On the following day Campbell returned to the question of the Iraqi nuclear threat in an e-mail to Scarlett: "Sorry to bombard on this point, but I do worry that the nuclear section will become the main focus and as currently drafted is not in a great shape."
At that stage the dossier on Iraq's military arsenal, which was eventually published on Sept. 24, last year, stated that if international sanctions against Iraq were lifted then Iraq would need five years to produce a nuclear weapon, but that "this timescale would shorten if Iraq succeeded in obtaining fissile material from abroad."
On the morning of Sept. 19, Campbell sent another message to the JIC chairman proposing a rewrite of the passage on the nuclear threat concluding with the words; "they could produce nuclear weapons in between one and two years."
That version appeared in the final version of the dossier.
Downing Street's desire to stress Iraq's nuclear threat was also revealed in an e-mail from Tom Kelly, an official Blair spokesman, in the week before the controversial dossier was published.

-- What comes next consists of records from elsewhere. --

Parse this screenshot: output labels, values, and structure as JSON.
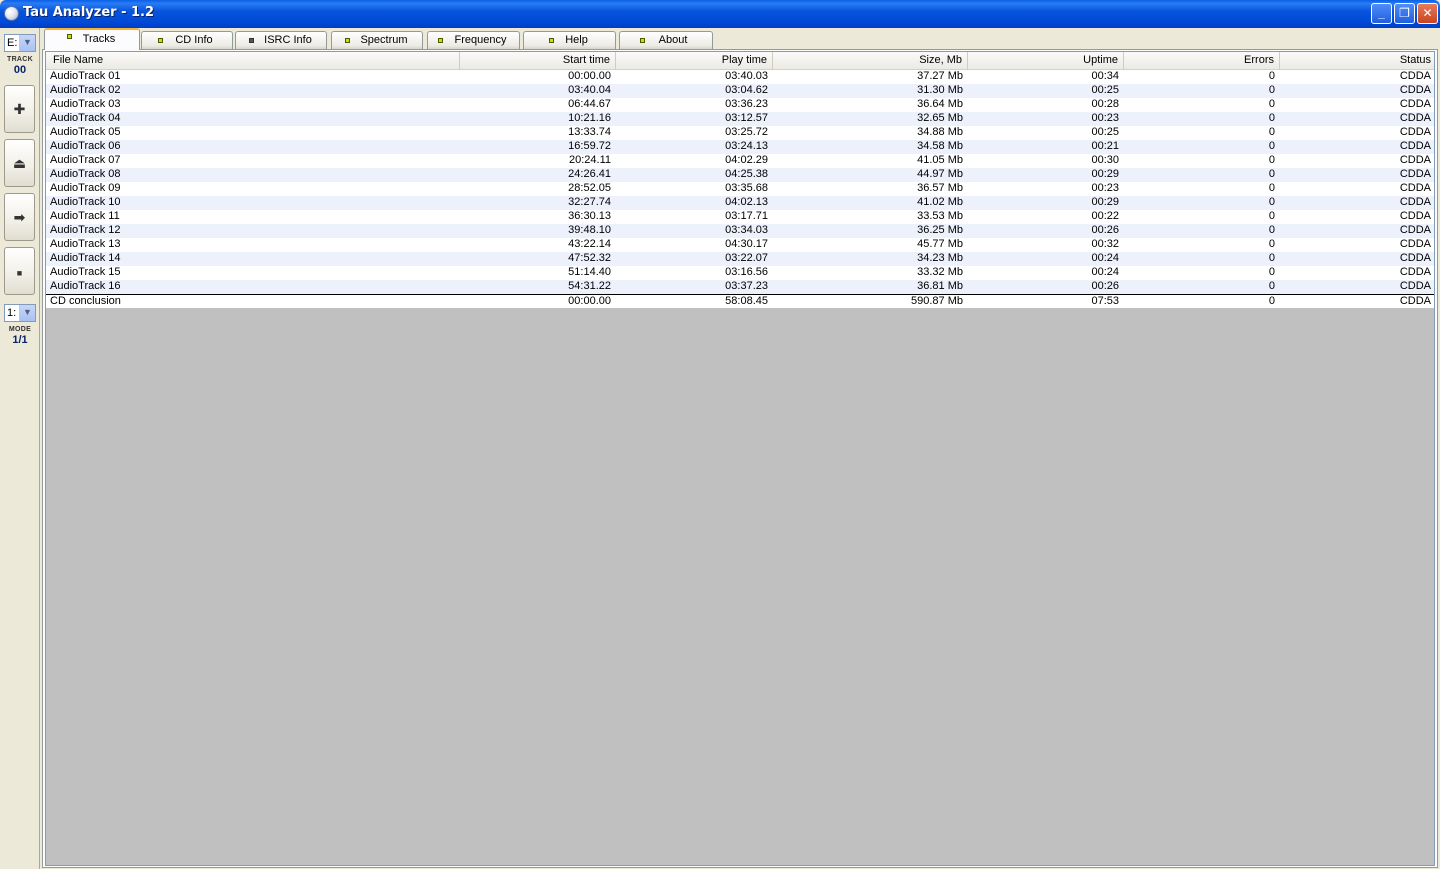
{
  "window": {
    "title": "Tau Analyzer - 1.2",
    "min_glyph": "_",
    "max_glyph": "❐",
    "close_glyph": "✕"
  },
  "sidebar": {
    "drive_value": "E:",
    "track_caption": "TRACK",
    "track_number": "00",
    "buttons": [
      {
        "name": "add",
        "glyph": "✚"
      },
      {
        "name": "eject",
        "glyph": "⏏"
      },
      {
        "name": "play",
        "glyph": "➡"
      },
      {
        "name": "stop",
        "glyph": "■"
      }
    ],
    "mode_value": "1:",
    "mode_caption": "MODE",
    "mode_value_big": "1/1"
  },
  "tabs": [
    {
      "label": "Tracks",
      "active": true,
      "indicator": "green"
    },
    {
      "label": "CD Info",
      "active": false,
      "indicator": "green"
    },
    {
      "label": "ISRC Info",
      "active": false,
      "indicator": "dark"
    },
    {
      "label": "Spectrum",
      "active": false,
      "indicator": "green"
    },
    {
      "label": "Frequency",
      "active": false,
      "indicator": "green"
    },
    {
      "label": "Help",
      "active": false,
      "indicator": "green"
    },
    {
      "label": "About",
      "active": false,
      "indicator": "green"
    }
  ],
  "table": {
    "columns": [
      "File Name",
      "Start time",
      "Play time",
      "Size, Mb",
      "Uptime",
      "Errors",
      "Status"
    ],
    "rows": [
      [
        "AudioTrack 01",
        "00:00.00",
        "03:40.03",
        "37.27 Mb",
        "00:34",
        "0",
        "CDDA"
      ],
      [
        "AudioTrack 02",
        "03:40.04",
        "03:04.62",
        "31.30 Mb",
        "00:25",
        "0",
        "CDDA"
      ],
      [
        "AudioTrack 03",
        "06:44.67",
        "03:36.23",
        "36.64 Mb",
        "00:28",
        "0",
        "CDDA"
      ],
      [
        "AudioTrack 04",
        "10:21.16",
        "03:12.57",
        "32.65 Mb",
        "00:23",
        "0",
        "CDDA"
      ],
      [
        "AudioTrack 05",
        "13:33.74",
        "03:25.72",
        "34.88 Mb",
        "00:25",
        "0",
        "CDDA"
      ],
      [
        "AudioTrack 06",
        "16:59.72",
        "03:24.13",
        "34.58 Mb",
        "00:21",
        "0",
        "CDDA"
      ],
      [
        "AudioTrack 07",
        "20:24.11",
        "04:02.29",
        "41.05 Mb",
        "00:30",
        "0",
        "CDDA"
      ],
      [
        "AudioTrack 08",
        "24:26.41",
        "04:25.38",
        "44.97 Mb",
        "00:29",
        "0",
        "CDDA"
      ],
      [
        "AudioTrack 09",
        "28:52.05",
        "03:35.68",
        "36.57 Mb",
        "00:23",
        "0",
        "CDDA"
      ],
      [
        "AudioTrack 10",
        "32:27.74",
        "04:02.13",
        "41.02 Mb",
        "00:29",
        "0",
        "CDDA"
      ],
      [
        "AudioTrack 11",
        "36:30.13",
        "03:17.71",
        "33.53 Mb",
        "00:22",
        "0",
        "CDDA"
      ],
      [
        "AudioTrack 12",
        "39:48.10",
        "03:34.03",
        "36.25 Mb",
        "00:26",
        "0",
        "CDDA"
      ],
      [
        "AudioTrack 13",
        "43:22.14",
        "04:30.17",
        "45.77 Mb",
        "00:32",
        "0",
        "CDDA"
      ],
      [
        "AudioTrack 14",
        "47:52.32",
        "03:22.07",
        "34.23 Mb",
        "00:24",
        "0",
        "CDDA"
      ],
      [
        "AudioTrack 15",
        "51:14.40",
        "03:16.56",
        "33.32 Mb",
        "00:24",
        "0",
        "CDDA"
      ],
      [
        "AudioTrack 16",
        "54:31.22",
        "03:37.23",
        "36.81 Mb",
        "00:26",
        "0",
        "CDDA"
      ]
    ],
    "total": [
      "CD conclusion",
      "00:00.00",
      "58:08.45",
      "590.87 Mb",
      "07:53",
      "0",
      "CDDA"
    ]
  }
}
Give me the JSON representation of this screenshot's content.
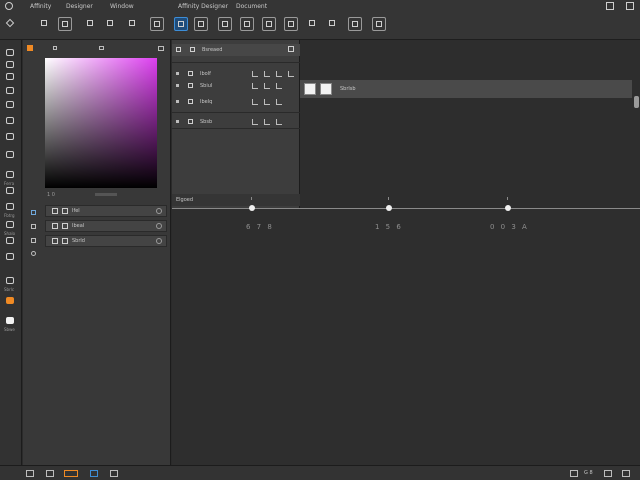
{
  "menu": {
    "items": [
      "Affinity",
      "Designer",
      "Window",
      "Affinity Designer",
      "Document"
    ]
  },
  "color_panel": {
    "tab_left": "",
    "tab_right": "",
    "hue_value": "1 0",
    "layers": [
      {
        "label": "Ifel"
      },
      {
        "label": "Ibeal"
      },
      {
        "label": "Sbrld"
      }
    ]
  },
  "fx_panel": {
    "title": "Bsreaed",
    "rows": [
      {
        "label": "Ibolf"
      },
      {
        "label": "Sbiul"
      },
      {
        "label": "Ibelq"
      },
      {
        "label": "Sbsb"
      }
    ],
    "footer": "Elgoed"
  },
  "canvas": {
    "swatch_label": "Sbrlsb"
  },
  "timeline": {
    "keyframes": [
      {
        "label": "6 7 8"
      },
      {
        "label": "1 5 6"
      },
      {
        "label": "0 0 3 A"
      }
    ]
  },
  "tools": {
    "captions": [
      "",
      "",
      "",
      "",
      "",
      "",
      "",
      "",
      "Ferra",
      "",
      "Fbtrg",
      "Shalo",
      "",
      "",
      "Sbrlc",
      "",
      "Sbwe"
    ]
  },
  "status": {
    "right_text": "G 8"
  },
  "colors": {
    "accent": "#3d8ed8",
    "gradient_hue": "#dd3ff0",
    "orange_tool": "#f08a24"
  }
}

"The weakness, obviously, is our inability to say that he could pull the nuclear trigger any time soon," Kelly said.
The messages were posted on the Internet as part of the ongoing Hutton inquiry which is looking into the apparent suicide of British arms expert David Kelly.
David Kelly was named by the defense ministry as the likely source of a BBC story that the government "sexed up" the September dossier on Iraq.